İHTİYATİ TEDBİR VE TÜRLERİ
İHTİYATÎ TEDBİR
- A) İhtiyatî Tedbir Kavramı ve Türleri
İhtiyati tedbir geçici hukuki koruma müessesinin bir alt başlığı olarak karşımıza çıkmaktadır. Yargılama başlamadan önce veya en geç yargılama sırasında, davacı ya da davalının kesin hükme kadar devam eden yargılama boyunca hukukî durumlarında veya dava konusu olan şeyde meydana gelebilecek potansiyel zararlara karşı öngörülmüş, geçici nitelikte bir hukukî korumadır.
İhtiyatî tedbirlerin genel amacı, asıl hukukî korumaya kadar dava konusu hak veya şeyin tehlikeye girmesini, zarar görmesini engellemektir. İhtiyati tedbir kararını vermekle yükümlü olan tek merci mahkemedir.
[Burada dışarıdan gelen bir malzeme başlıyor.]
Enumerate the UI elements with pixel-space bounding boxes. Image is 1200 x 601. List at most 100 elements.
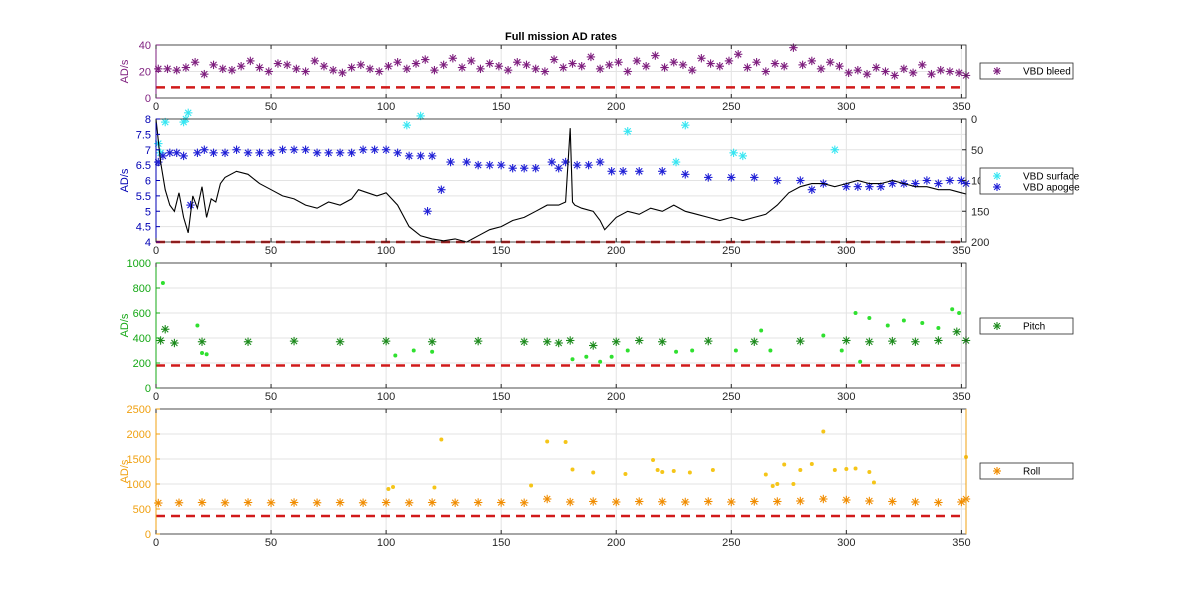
data-point (908, 68, 918, 78)
data-point (888, 497, 897, 506)
data-point (381, 145, 391, 154)
data-point (278, 145, 287, 154)
data-point (404, 498, 414, 507)
data-point (618, 167, 628, 176)
x-tick-label: 250 (722, 391, 740, 403)
data-point (204, 352, 209, 357)
data-point (842, 495, 851, 505)
data-point (197, 498, 207, 507)
data-point (450, 498, 460, 507)
data-point (172, 65, 181, 75)
data-point (411, 59, 421, 68)
data-point (319, 62, 329, 71)
data-point (738, 151, 747, 161)
data-point (570, 467, 575, 472)
data-point (821, 333, 826, 338)
data-point (658, 337, 667, 346)
y-tick-label: 500 (133, 504, 151, 516)
data-point (715, 62, 724, 71)
data-point (549, 55, 559, 64)
data-point (750, 337, 759, 346)
data-point (227, 65, 237, 75)
data-point (232, 145, 241, 154)
x-tick-label: 0 (153, 245, 159, 257)
data-point (798, 60, 807, 70)
data-point (687, 65, 697, 75)
data-point (641, 62, 651, 71)
data-point (402, 120, 412, 130)
data-point (264, 67, 273, 76)
data-point (632, 56, 642, 66)
y-tick-label: 800 (133, 283, 151, 295)
x-tick-label: 100 (377, 537, 395, 549)
data-point (485, 59, 494, 68)
y-tick-label: 7.5 (136, 129, 151, 141)
data-point (706, 59, 715, 68)
data-point (529, 483, 534, 488)
y2-tick-label: 150 (971, 206, 989, 218)
data-point (531, 164, 540, 173)
y-tick-label: 0 (145, 529, 151, 541)
data-point (386, 487, 391, 491)
data-point (865, 337, 874, 346)
data-point (570, 357, 575, 362)
data-point (752, 58, 761, 67)
data-point (842, 336, 851, 345)
data-point (554, 338, 563, 348)
data-point (519, 498, 529, 507)
data-point (423, 207, 432, 216)
data-point (911, 497, 920, 507)
data-point (462, 157, 471, 167)
data-point (347, 148, 356, 158)
data-point (411, 348, 416, 353)
data-point (584, 354, 589, 359)
data-point (430, 349, 435, 354)
data-point (381, 336, 391, 346)
x-tick-label: 300 (837, 245, 855, 257)
data-point (186, 200, 195, 210)
data-point (193, 148, 202, 158)
data-point (798, 468, 803, 472)
legend-label: VBD bleed (1023, 67, 1071, 78)
data-point (572, 160, 582, 170)
data-point (439, 437, 444, 442)
data-point (255, 63, 264, 72)
data-point (485, 160, 494, 170)
data-point (160, 281, 165, 285)
data-point (358, 498, 368, 507)
data-point (901, 318, 906, 323)
data-point (885, 323, 890, 328)
y-tick-label: 0 (145, 93, 151, 105)
data-point (865, 496, 874, 506)
data-point (439, 60, 448, 70)
data-point (635, 336, 644, 345)
data-point (365, 64, 375, 74)
data-point (826, 58, 835, 67)
data-point (384, 62, 393, 71)
subplot-2: 0 50 100 150 200 250 300 350 4 4.5 5 5.5 6 6.5 7 7.5 8 0 5… (119, 108, 1080, 257)
data-point (853, 466, 858, 471)
y-tick-label: 600 (133, 308, 151, 320)
data-point (697, 54, 706, 63)
data-point (773, 176, 782, 185)
data-point (669, 58, 678, 67)
data-point (312, 498, 322, 507)
series-group (154, 43, 971, 80)
data-point (635, 167, 644, 176)
data-point (496, 498, 506, 507)
data-point (161, 325, 170, 334)
data-point (871, 480, 876, 485)
data-point (172, 148, 181, 158)
data-point (589, 341, 598, 350)
data-point (591, 470, 596, 475)
y-tick-label: 2000 (127, 429, 151, 441)
data-point (266, 498, 276, 507)
data-point (595, 157, 605, 167)
data-point (853, 182, 863, 191)
data-point (522, 60, 531, 70)
data-point (184, 108, 193, 118)
legend-box (979, 462, 1074, 480)
y-tick-label: 5 (145, 206, 151, 218)
y-tick-label: 1000 (127, 479, 151, 491)
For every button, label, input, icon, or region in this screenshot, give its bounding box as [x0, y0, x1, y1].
Mahkeme, kararı engelleyecek her türlü ihtiyati tedbire karar verebilmesi açısından herhangi bir sınırlamaya tabii değildir.
HMK 389 uyarınca ; Mevcut durumda meydana gelebilecek bir değişme nedeniyle hakkın elde edilmesinin önemli ölçüde zorlaşacağından ya da tamamen imkânsız hâle geleceğinden veya gecikme sebebiyle bir sakıncanın yahut ciddi bir zararın doğacağından endişe edilmesi hâllerinde, uyuşmazlık konusu hakkında ihtiyati tedbir kararı verilebilir.
İhtiyati tedbir talep eden, haksız çıkması durumunda karşı tarafın ve üçüncü kişilerin bu yüzden uğrayacakları muhtemel zararlara karşılık teminat göstermek zorundadır. Teminat için gösterilecek oran genellikle %15 olarak belirlenmektedir.
Mahkemenin diğer taraf dinlenmeden de ihtiyati tedbire hükmetmesi mümkündür. Bu durumda hukuki dinlenilme hakkına binaen dinlenilmeyen taraf, hükmedilen tedbire 1 hafta içinde itiraz etmek için bizzat mahkemeye itiraz dilekçesini sunmalıdır. 1 haftalık süre hak düşürücü süredir ve sürenin geçirilmesinden sonra itiraz için başvurulması niteliği itibariyle mümkün değildir. İtirazının reddedilmesi halinde kanun yoluna yani istinafa başvuru hakkı bulunmaktadır. Kanun yoluna yapılan başvuru tedbirin icrasını durdurmaz. Kanun yolu başvurusu sonucu verilen karar kesindir.
Taraflar haricinde tedbir uygulandıktan sonra hakları ihlal edilen 3. kişilerin de 1 hafta içinde itiraz hakları bulunmaktadır. Taraflardan farklı olarak, tarafların mahkemenin yetkisine itiraz edebilme hakları olmasına rağmen hakları ihlal edilen 3. kişiler mahkemenin yetkisine itiraz edemezler.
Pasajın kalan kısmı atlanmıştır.